The Finance Minister also asked the banks not to be a clone of another bank. "We don't want clones, each bank must have its own culture, its own philosophy and should serve people in its own way."

"Reserve Bank will shortly issue licences to few more banks. I'm happy that the Governor has spoken about differentiated banks. We don't want more clones- we want each one of them to cater to the needs of special group of customers who don't have banking today," he said.

Chidambaram said there would there be competition, efficiency and progress if people attempt different things and do things differently.

"I sincerely hope that when the RBI grants new licences, they will underline the fact that each licence is different from the other and each bank that is coming into being will be different from the banks that we have today."

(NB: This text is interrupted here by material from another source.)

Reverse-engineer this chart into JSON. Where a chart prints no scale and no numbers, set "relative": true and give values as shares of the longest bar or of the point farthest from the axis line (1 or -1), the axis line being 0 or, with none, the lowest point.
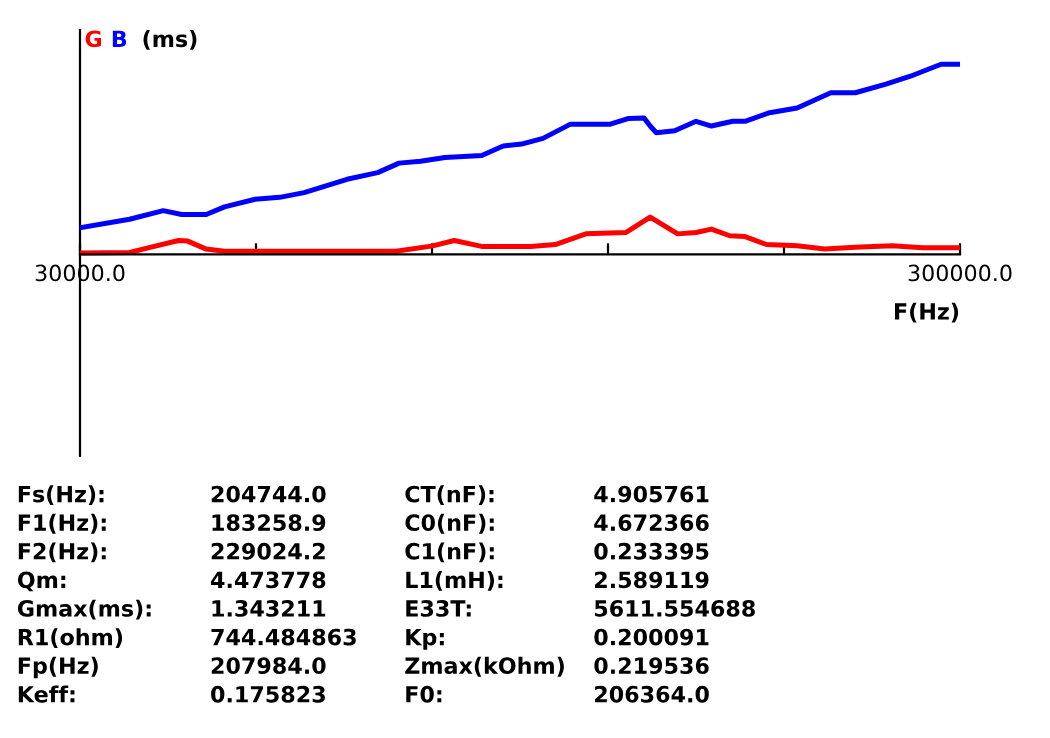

He said: "for long time we have harboured the myth that banks are meant to provide money to rich people and to corporate; ....nowhere in the world do corporate's come to the banks for working capital, it's only in India where large corporates come to a bank for working capital and banks lend them money."

"A corporate should go to market to get working capital. Banks are meant to serve largely poor and middle class. Individual customer needs bank more than a corporate," he said.

Stating that the poor in India are bankable, honest and good borrowers, the Finance Minister said, "I'm happy to say in comparison to the rich, the poorer India repay loans much better." "I would urge banks to shift the focus towards poor and the middle class, so that corporates are forced to go to the market- that is where they should go."